On Mon, Apr 28, 2025 at 1:07 PM Mark Thomas <ma...@apache.org> wrote:

> > On 28/04/2025 16:35, Christopher Schultz wrote:
> > > ABT,
> > >
> > > On 4/28/25 9:05 AM, A Name wrote:
> > >> We are looking at adding a second instance of our app (named
> > >> differently --
> > >> myappA and myappB) to our Tomcat 9.  We currently have the app
> > >> installed at
> > >> a number of customer locations, we are looking at dropping 1 app
> > >>
> > >> Currently, our database connections are established inside the GLOBAL
> > >> web.xml in /conf/web.xml - and have been forever.  This was a design
> > >> decision made long ago - that way the app doesn't have a separate
> > >> configuration for each location - it is the same app WAR file, and the
> > >> connections are established at the server.
> > >>
> > >> Our customer doesn't want any code changes - is there a way to have
> some
> > >> sort of conditional statements in the web.xml?
> > >
> > > No, but maybe you don't need them.
> > >
> > > JDBC configurations are never stored in web.xml, regardless of
> location.
> > > So maybe you are talking about <datasource-ref> or something like that?
> > >
> > > Unless your application is collecting some configuration from web.xml
> > > and then making its own connections or establish its own JDBC data
> > > source, your configuration should be in META-INF/context.xml in the
> web
> > > application. If you don't want to bundle that with your web
> application,
> > > you can deploy a site-specific configuration file in Tomcat's conf/
> > > [Engine]/[Host]/[appname].xml file which contains this configuration.
> > > Then your web.xml only has to reference the name of the data-source in
> > > datasource-ref which can be static. The local configuration file gives
> > > the details, and web.xml references them.
> > >
> > > Will this approach not work for you?
> > >
> > >> Or if we set it up so Tomcat is hosting 2 sites (www.sitea.com/myapp
> and
> > >> www.siteb.com/myapp) and have the global web.xml with different
> settings
> > >> based on host/site?
> > >
> > > As Mark says, "global is global".
>
> > Thinking about this some more and to expand on Chris's excellent
> suggestion.
> >
> > You can define multiple JDBC connection pools in conf/web.xml and then
> > use <ResourceLink /> in the context.xml
> >
> >
> https://tomcat.apache.org/tomcat-11.0-doc/config/globalresources.html#Resource_Links
> <https://tomcat.apache.org/tomcat-11.0-doc/config/globalresources.html#Resource_Links>
> >
> > There are also Host level configuration files for context.xml and
> > web.xml that apply to all applications within that Host.
> >
> > HTH,
> >
> > Mark
>

 Right now - in our conf/web.xml we have:
<context-param>
  <param-name>type</parm-name>
  <param-value>SIMPLE</param-value>
</context-param>

<context-param>
  <param-name>datasource</parm-name>
  <param-value>mydatasource</param-value>
</context-param>

<context-param>
  <param-name>driver</parm-name>
  <param-value>oracle.jdbc.OracleDriver</param-value>
</context-param>

<context-param>
  <param-name>url</parm-name>
  <param-value>jdbc:oracle:thin:@dbserver:port:sid</param-value>
</context-param>

<context-param>
  <param-name>username</parm-name>
  <param-value>mydbuser</param-value>
</context-param>

<context-param>
  <param-name>password</parm-name>
  <param-value>mydbuserpassword</param-value>
</context-param>

I'm not "fluent" in tomcat - this is the configuration that has always been
there in the conf/web.xml.  But I see those are Context-Params - so maybe
they'd be appropriate in the conf/Context.xml?

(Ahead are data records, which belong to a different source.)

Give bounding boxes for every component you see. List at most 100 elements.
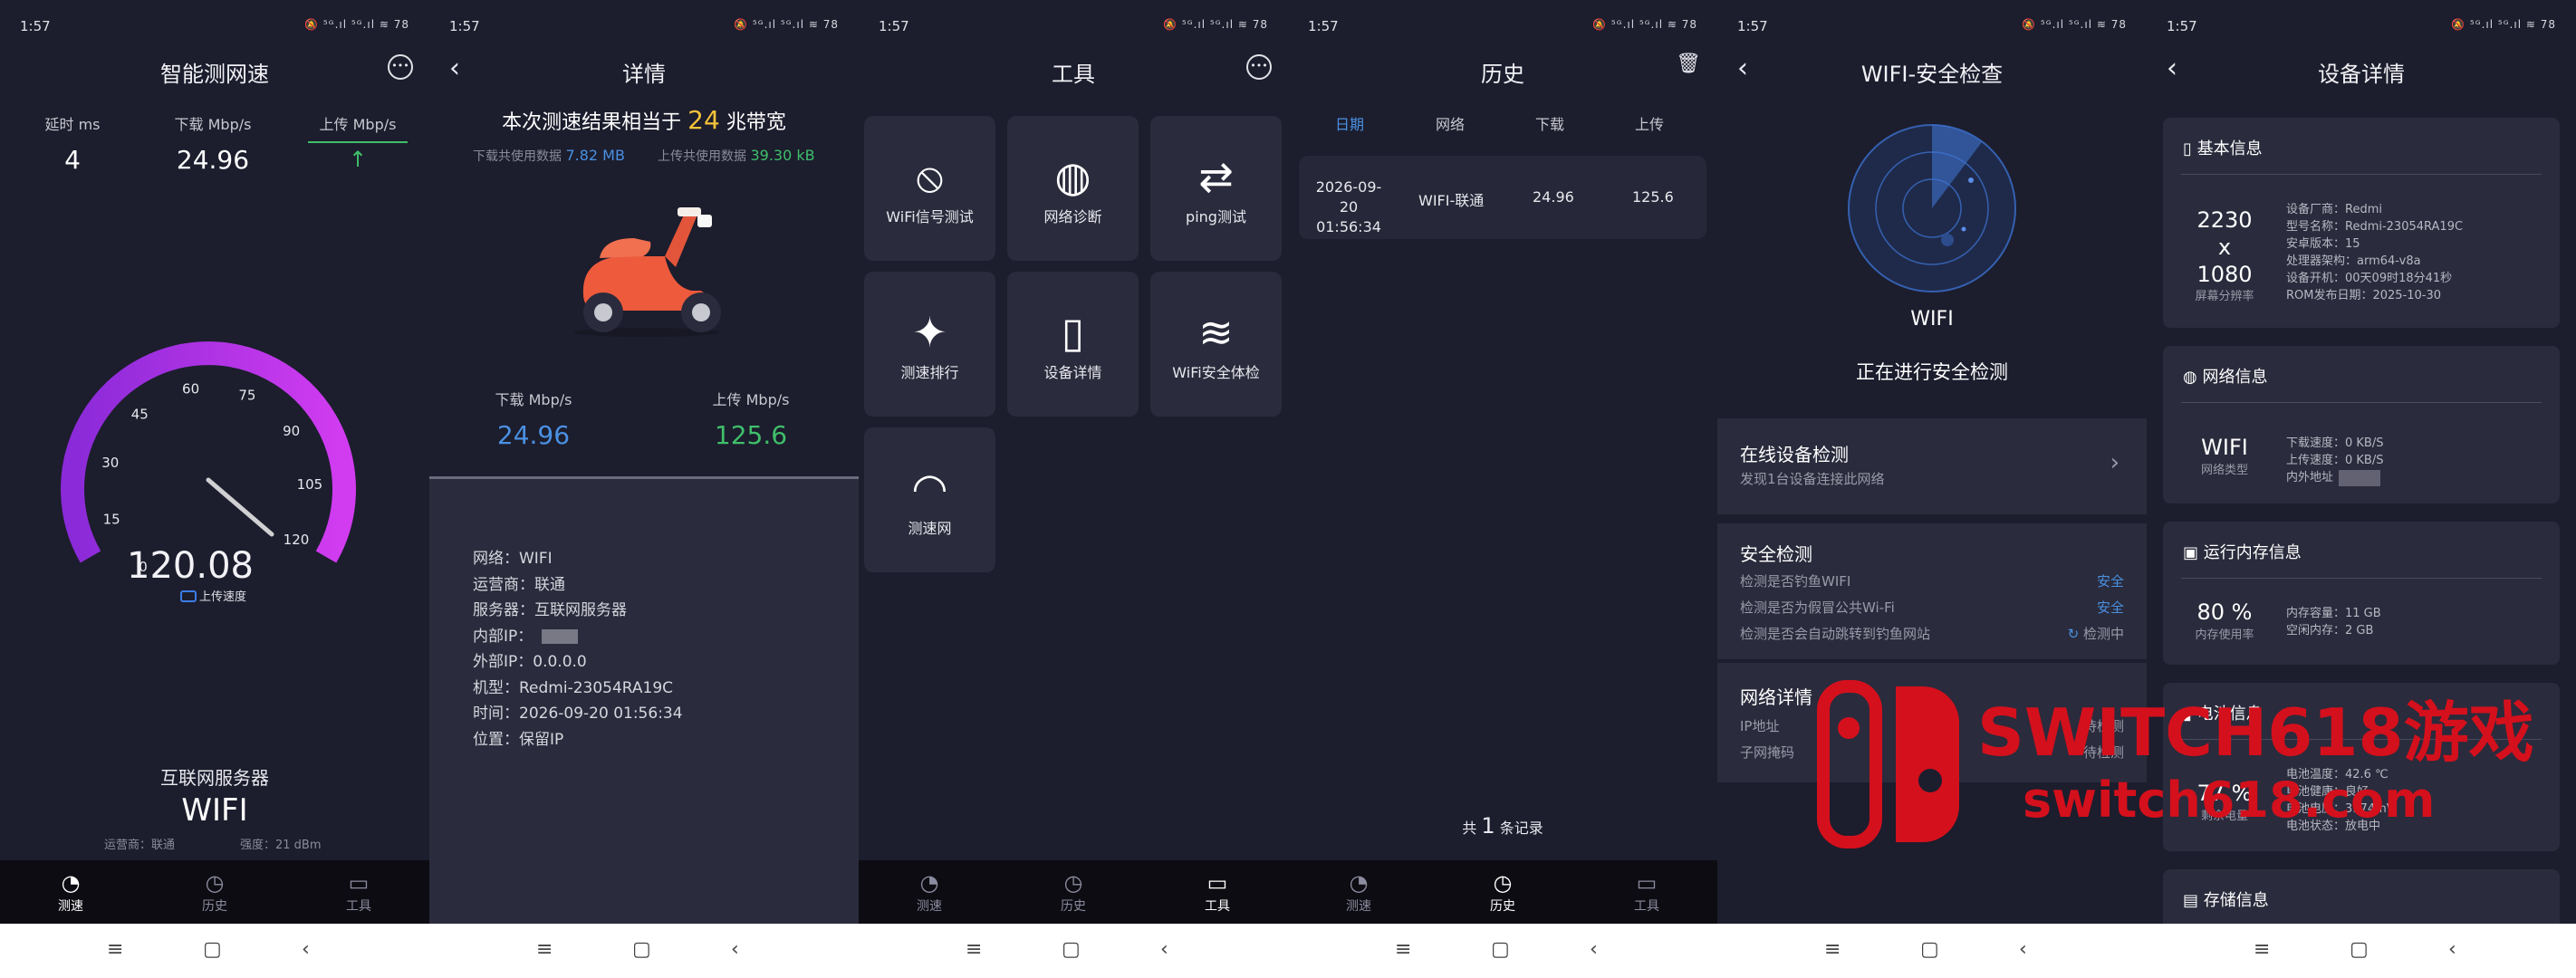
tool-label: ping测试: [1186, 208, 1246, 225]
screen-speedtest: 1:57 🔕 ⁵ᴳ.ıl ⁵ᴳ.ıl ≋ 78 智能测网速 ••• 延时 ms …: [0, 0, 429, 978]
memory-info-header: ▣ 运行内存信息: [2183, 540, 2302, 563]
page-title: 工具: [1052, 62, 1095, 87]
network-line: 下载速度：0 KB/S: [2286, 436, 2384, 450]
gauge-needle: [206, 477, 274, 537]
gauge-sub-label: 上传速度: [199, 590, 246, 604]
network-info-header: ◍ 网络信息: [2183, 364, 2267, 388]
clock-icon: ◷: [1063, 870, 1083, 896]
back-icon[interactable]: ‹: [302, 938, 310, 961]
recents-icon[interactable]: ≡: [536, 938, 553, 961]
memory-usage-block: 80 % 内存使用率: [2181, 599, 2268, 642]
recents-icon[interactable]: ≡: [1824, 938, 1841, 961]
status-icons: 🔕 ⁵ᴳ.ıl ⁵ᴳ.ıl ≋ 78: [2022, 18, 2127, 31]
download-block: 下载 Mbp/s 24.96: [163, 112, 263, 175]
speedometer-icon: ◔: [919, 870, 939, 896]
save-icon: ▤: [2183, 891, 2199, 910]
home-icon[interactable]: ▢: [203, 938, 222, 961]
download-label: 下载 Mbp/s: [174, 116, 252, 133]
basic-line: 型号名称：Redmi-23054RA19C: [2286, 220, 2464, 234]
nav-speed[interactable]: ◔ 测速: [893, 869, 966, 915]
status-bar: 1:57 🔕 ⁵ᴳ.ıl ⁵ᴳ.ıl ≋ 78: [2147, 0, 2576, 51]
check-result: 检测中: [2082, 626, 2124, 642]
nav-tools[interactable]: ▭ 工具: [1181, 869, 1254, 915]
nav-history-label: 历史: [202, 899, 227, 914]
battery-info-card: ▮ 电池信息 77 % 剩余电量 电池温度：42.6 ℃ 电池健康：良好 电池电…: [2163, 683, 2560, 851]
more-icon[interactable]: •••: [388, 54, 413, 80]
security-check-title: 安全检测: [1740, 543, 1812, 565]
back-icon[interactable]: ‹: [2448, 938, 2456, 961]
col-upload[interactable]: 上传: [1635, 112, 1664, 134]
nav-history[interactable]: ◷ 历史: [1037, 869, 1110, 915]
security-check-section: 安全检测 检测是否钓鱼WIFI 安全 检测是否为假冒公共Wi-Fi 安全 检测是否会…: [1717, 523, 2147, 659]
tool-wifi-signal[interactable]: ⦸ WiFi信号测试: [864, 116, 995, 261]
back-icon[interactable]: ‹: [2019, 938, 2027, 961]
back-icon[interactable]: ‹: [1590, 938, 1598, 961]
battery-icon: ▮: [2183, 705, 2192, 724]
wifi-lock-icon: ≋: [1198, 308, 1234, 357]
basic-line: 安卓版本：15: [2286, 237, 2360, 251]
tool-label: 网络诊断: [1043, 208, 1102, 225]
gauge-tick-label: 120: [284, 532, 310, 548]
online-devices-title: 在线设备检测: [1740, 444, 1849, 465]
nav-history[interactable]: ◷ 历史: [1466, 869, 1539, 915]
nav-tools[interactable]: ▭ 工具: [322, 869, 395, 915]
online-devices-section[interactable]: 在线设备检测 发现1台设备连接此网络 ›: [1717, 418, 2147, 514]
col-download[interactable]: 下载: [1535, 112, 1564, 134]
recents-icon[interactable]: ≡: [107, 938, 123, 961]
latency-block: 延时 ms 4: [36, 112, 109, 175]
back-icon[interactable]: ‹: [1160, 938, 1168, 961]
system-nav-bar: ≡ ▢ ‹: [429, 924, 859, 978]
tool-speed-site[interactable]: ◠ 测速网: [864, 427, 995, 572]
nav-speed-label: 测速: [58, 899, 83, 914]
detail-row: 子网掩码 待检测: [1740, 740, 2124, 766]
tool-network-diagnosis[interactable]: ◍ 网络诊断: [1007, 116, 1139, 261]
wifi-signal-icon: ⦸: [916, 152, 944, 201]
latency-value: 4: [64, 145, 81, 175]
nav-tools[interactable]: ▭ 工具: [1610, 869, 1683, 915]
screen-wifi-security: 1:57 🔕 ⁵ᴳ.ıl ⁵ᴳ.ıl ≋ 78 ‹ WIFI-安全检查 WIFI…: [1717, 0, 2147, 978]
back-icon[interactable]: ‹: [731, 938, 739, 961]
divider: [2181, 739, 2542, 740]
security-checks-list: 检测是否钓鱼WIFI 安全 检测是否为假冒公共Wi-Fi 安全 检测是否会自动跳转到…: [1740, 569, 2124, 647]
nav-speed-label: 测速: [1346, 899, 1371, 914]
col-network[interactable]: 网络: [1436, 112, 1465, 134]
redacted-ip: [542, 628, 579, 644]
nav-history[interactable]: ◷ 历史: [178, 869, 251, 915]
tool-label: 测速网: [908, 520, 952, 537]
nav-tools-label: 工具: [346, 899, 371, 914]
isp-text: 运营商：联通: [104, 839, 176, 852]
history-row[interactable]: 2026-09-20 01:56:34 WIFI-联通 24.96 125.6: [1299, 156, 1706, 239]
network-line: 内外地址: [2286, 469, 2383, 486]
detail-row: IP地址 待检测: [1740, 714, 2124, 740]
screen-details: 1:57 🔕 ⁵ᴳ.ıl ⁵ᴳ.ıl ≋ 78 ‹ 详情 本次测速结果相当于 2…: [429, 0, 859, 978]
resolution-height: 1080: [2196, 262, 2253, 287]
tool-wifi-security[interactable]: ≋ WiFi安全体检: [1150, 272, 1282, 417]
nav-speed[interactable]: ◔ 测速: [1322, 869, 1395, 915]
tool-device-details[interactable]: ▯ 设备详情: [1007, 272, 1139, 417]
home-icon[interactable]: ▢: [1491, 938, 1510, 961]
recents-icon[interactable]: ≡: [2254, 938, 2270, 961]
home-icon[interactable]: ▢: [1920, 938, 1939, 961]
nav-speed[interactable]: ◔ 测速: [34, 869, 107, 915]
info-internal-ip-label: 内部IP：: [473, 627, 533, 646]
battery-level-value: 77 %: [2196, 781, 2253, 806]
tool-speed-ranking[interactable]: ✦ 测速排行: [864, 272, 995, 417]
more-icon[interactable]: •••: [1246, 54, 1272, 80]
basic-line: 设备开机：00天09时18分41秒: [2286, 272, 2453, 285]
recents-icon[interactable]: ≡: [966, 938, 982, 961]
col-date[interactable]: 日期: [1335, 112, 1364, 134]
headline-number: 24: [687, 105, 720, 135]
refresh-icon: ↻: [2067, 626, 2080, 642]
home-icon[interactable]: ▢: [1062, 938, 1081, 961]
divider: [2181, 402, 2542, 403]
tool-ping[interactable]: ⇄ ping测试: [1150, 116, 1282, 261]
recents-icon[interactable]: ≡: [1395, 938, 1411, 961]
ip-label: IP地址: [1740, 718, 1780, 734]
title-bar: ‹ 设备详情: [2147, 51, 2576, 91]
speedometer-icon: ◔: [1349, 870, 1369, 896]
speed-gauge: 015304560 7590105120 120.08 上传速度: [61, 341, 356, 604]
trash-icon[interactable]: 🗑: [1676, 53, 1701, 75]
status-bar: 1:57 🔕 ⁵ᴳ.ıl ⁵ᴳ.ıl ≋ 78: [429, 0, 859, 51]
home-icon[interactable]: ▢: [632, 938, 651, 961]
home-icon[interactable]: ▢: [2350, 938, 2369, 961]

In the new world, I'd need 2 sets of those parameters (basically with the
same names for the app to find them).  one pointing to dbserver-site1 and
one pointing to dbserver-site2.

Basically I'm looking for ideas that would not involve App code changes if
possible.  I can change the XML configs in the conf directory without
issue... but for program reasons, at this time, the app code (or the
META-INF/xml files) are not supposed to be touched on considering this
adventure.

I think your host/site context.xml file ideas are interesting.  Would I be
able to take the context info that I put here out of web.xml and put it in
the conf/Catalina/localhost/site1app.xml and put another copy in
conf/Catalina/localhost/site2app.xml with the different
url/username/password?

That would be an ideal and simple answer.